In 1963, Fitch Lovell merged its purchased grocery store businesses of Green & Dyson (which had 147 shops), World Stores (which had 212 stores), Walkers and Hale & Partners to form its own supermarket chain, Key Markets (later part of Somerfield), as they saw this as the future of food retailing, opening many stores in the south and east of England. They expanded the business by buying up several rivals. In 1965 they bought Barrow Stores (based in Birmingham), which had been started by John Cadbury in 1824, and was merged into Key Markets in 1966. In 1972, they purchased the David Greig chain, which included the former Wrenson business.

==1970s==
During the 1970s the business expanded by purchasing Huttons & Co Ltd, a ship chandlers, food warehousing and transportation company, and building more Key Market stores. Hales Trent Cakes were sold in 1974 to J. Lyons and Co. In 1975 Fitch Lovell purchased the pastry firm Jus-Rol. The company expanded its product manufacturing by entering the burgeoning margarine market, in partnership with American firm Standard Brands.

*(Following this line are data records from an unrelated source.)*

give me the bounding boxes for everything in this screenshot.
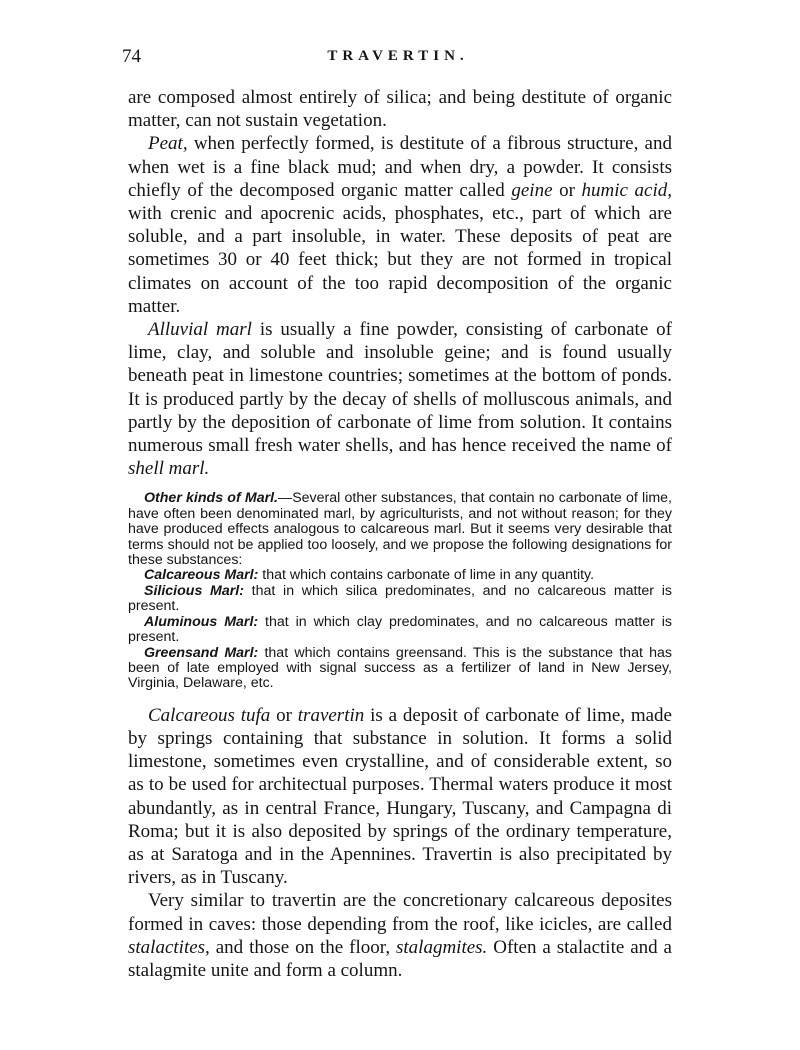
paragraph-peat: Peat, when perfectly formed, is destitute of a fibrous structure, and when wet is a fine black mud; and when dry, a powder. It consists chiefly of the decomposed organic matter called geine or humic acid, with crenic and apocrenic acids, phosphates, etc., part of which are soluble, and a part insoluble, in water. These deposits of peat are sometimes 30 or 40 feet thick; but they are not formed in tropical climates on account of the too rapid decomposition of the organic matter. xyxy=(128,133,672,317)
small-print-note xyxy=(128,491,672,691)
note-item-calcareous-marl: Calcareous Marl: that which contains carbonate of lime in any quantity. xyxy=(144,567,595,584)
term-peat: Peat, xyxy=(148,133,188,155)
term-stalactites: stalactites, xyxy=(128,936,210,958)
page-header xyxy=(122,46,668,70)
note-item-aluminous-marl: Aluminous Marl: that in which clay predominates, and no calcareous matter is present. xyxy=(128,613,673,646)
running-title: TRAVERTIN. xyxy=(327,48,469,64)
page-body xyxy=(128,86,672,982)
term-shell-marl: shell marl. xyxy=(128,458,210,480)
paragraph-alluvial-marl: Alluvial marl is usually a fine powder, consisting of carbonate of lime, clay, and soluble and insoluble geine; and is found usually beneath peat in limestone countries; sometimes at the bottom of ponds. It is produced partly by the decay of shells of molluscous animals, and partly by the deposition of carbonate of lime from solution. It contains numerous small fresh water shells, and has hence received the name of shell marl. xyxy=(128,319,672,480)
term-alluvial-marl: Alluvial marl xyxy=(148,319,252,341)
note-item-greensand-marl: Greensand Marl: that which contains greensand. This is the substance that has been of late employed with signal success as a fertilizer of land in New Jersey, Virginia, Delaware, etc. xyxy=(128,644,672,692)
paragraph-travertin: Calcareous tufa or travertin is a deposit of carbonate of lime, made by springs containing that substance in solution. It forms a solid limestone, sometimes even crystalline, and of considerable extent, so as to be used for architectual purposes. Thermal waters produce it most abundantly, as in central France, Hungary, Tuscany, and Campagna di Roma; but it is also deposited by springs of the ordinary temperature, as at Saratoga and in the Apennines. Travertin is also precipitated by rivers, as in Tuscany. xyxy=(128,704,672,889)
term-stalagmites: stalagmites. xyxy=(396,936,488,958)
note-item-silicious-marl: Silicious Marl: that in which silica predominates, and no calcareous matter is present. xyxy=(128,582,672,615)
paragraph-stalactites: Very similar to travertin are the concretionary calcareous deposites formed in caves: those depending from the roof, like icicles, are called stalactites, and those on the floor, stalagmites. Often a stalactite and a stalagmite unite and form a column. xyxy=(128,890,672,981)
term-geine: geine xyxy=(511,179,553,201)
note-intro: Other kinds of Marl.—Several other substances, that contain no carbonate of lime, have often been denominated marl, by agriculturists, and not without reason; for they have produced effects analogous to calcareous marl. But it seems very desirable that terms should not be applied too loosely, and we propose the following designations for these substances: xyxy=(128,490,672,569)
term-humic-acid: humic acid, xyxy=(581,179,672,201)
paragraph-silica-continuation: are composed almost entirely of silica; and being destitute of organic matter, can not sustain vegetation. xyxy=(128,87,672,132)
page-number: 74 xyxy=(122,46,141,67)
term-other-kinds-of-marl: Other kinds of Marl. xyxy=(144,490,278,507)
term-travertin: travertin xyxy=(297,704,365,726)
term-calcareous-tufa: Calcareous tufa xyxy=(148,704,271,726)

During the 1970s, Key Markets became the second UK supermarket to market its own fuel, after Sainsbury's launched its own fuel product in 1974. Key Markets were also the first store in the UK to have a barcode scanner, launching the system in their store in Spalding, Lincolnshire in 1977. Unfortunately, no UK food manufacturer used barcodes on their products at the time, so the staff had to add the labels to each product for it to work. Key Markets also launched the Super Key brand for its larger stores, with its largest opening in Wisbech that had 410,000 sq. feet of sales space and parking for over 400 cars. It was during the 1970s that Fitch Lovell split their organisation into the retail and catering distribution business.

==1980s and 1990s==
In 1982, Linfood plc, later the Dee Corporation (Somerfield), made a takeover bid of £74 million for Fitch Lovell. The proposal was referred on 9 November 1982 to the Monopolies & Merger commission. Eventually Linfood purchased the 101 Key Market Stores in 1983 for £44.8 million, after a battle with Safeway and merged them with their Gateway business. Fitch Lovell sold West Gunner business to Vestey Group (Dewhurst) for £4m in 1984, although the chain now only had 100 stores.

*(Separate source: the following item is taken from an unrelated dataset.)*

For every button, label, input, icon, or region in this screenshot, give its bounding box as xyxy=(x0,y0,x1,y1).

With the finance raised from the sale of Key Markets the West Gunner butcher shops, Favour Parker Poultry (£2.5 million), Marine Farming and animal feed firm Pilwood Feeds (for £2.5 million), Fitch Lovell purchased or created new business to grow its catering and production business. In 1985, it bought Jacksons of Piccadilly owners of the supposedly original recipe from 1830 for Earl Grey tea and promptly sold them on to Twinings. In 1984, it set up Buckingham Foods as a sandwich manufacturer, while in 1988 it purchased UYC, a food services company from Guniness. In 1985, it also purchased the frozen fish group Bluecrest. In 1989, it was reported that Fitch Lovell had increased profit by 21%. Other Fitch Lovell business were Farmers Table Chicken (based in Witham, Essex), Blue Cap (contract distribution), Stocks Lovell (bacon supplier to supermarkets), Dixons (pork processing), Newforge Foods of Gateacre, Liverpool, who held the licence to produce SPAM in the UK as well as L Noels in Oswaldtwistle.

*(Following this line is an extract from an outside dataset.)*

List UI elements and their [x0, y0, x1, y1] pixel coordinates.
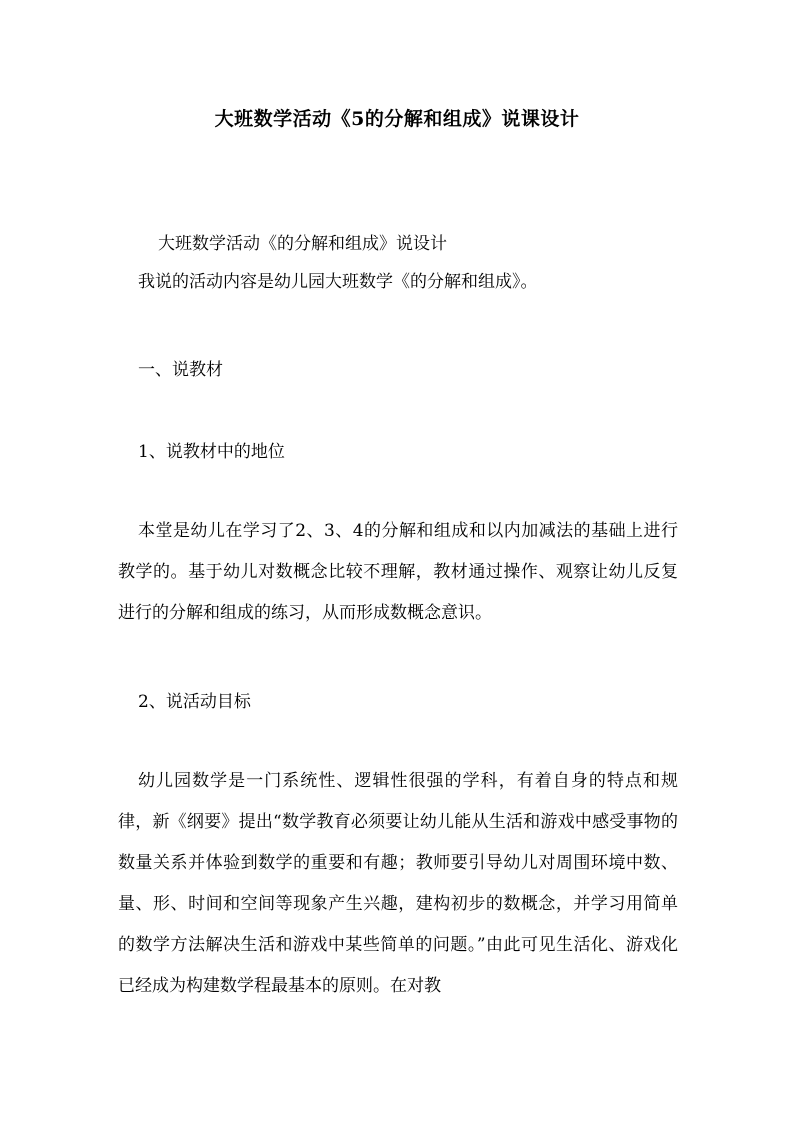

In the late 1980s Fitch Lovell moved into new headquarters at 83 Turnmill Street, London but when the company was sold to Booker plc in 1990, the building was sold to Corps of Commissionaires for £1.7 million.

Booker plc purchased the company in 1990 for £308 million, and completed the merger into its business by 1991. Several of the subsidiaries were sold off, including Miller-Robirch (Kerry Group) while several transportation depots were closed.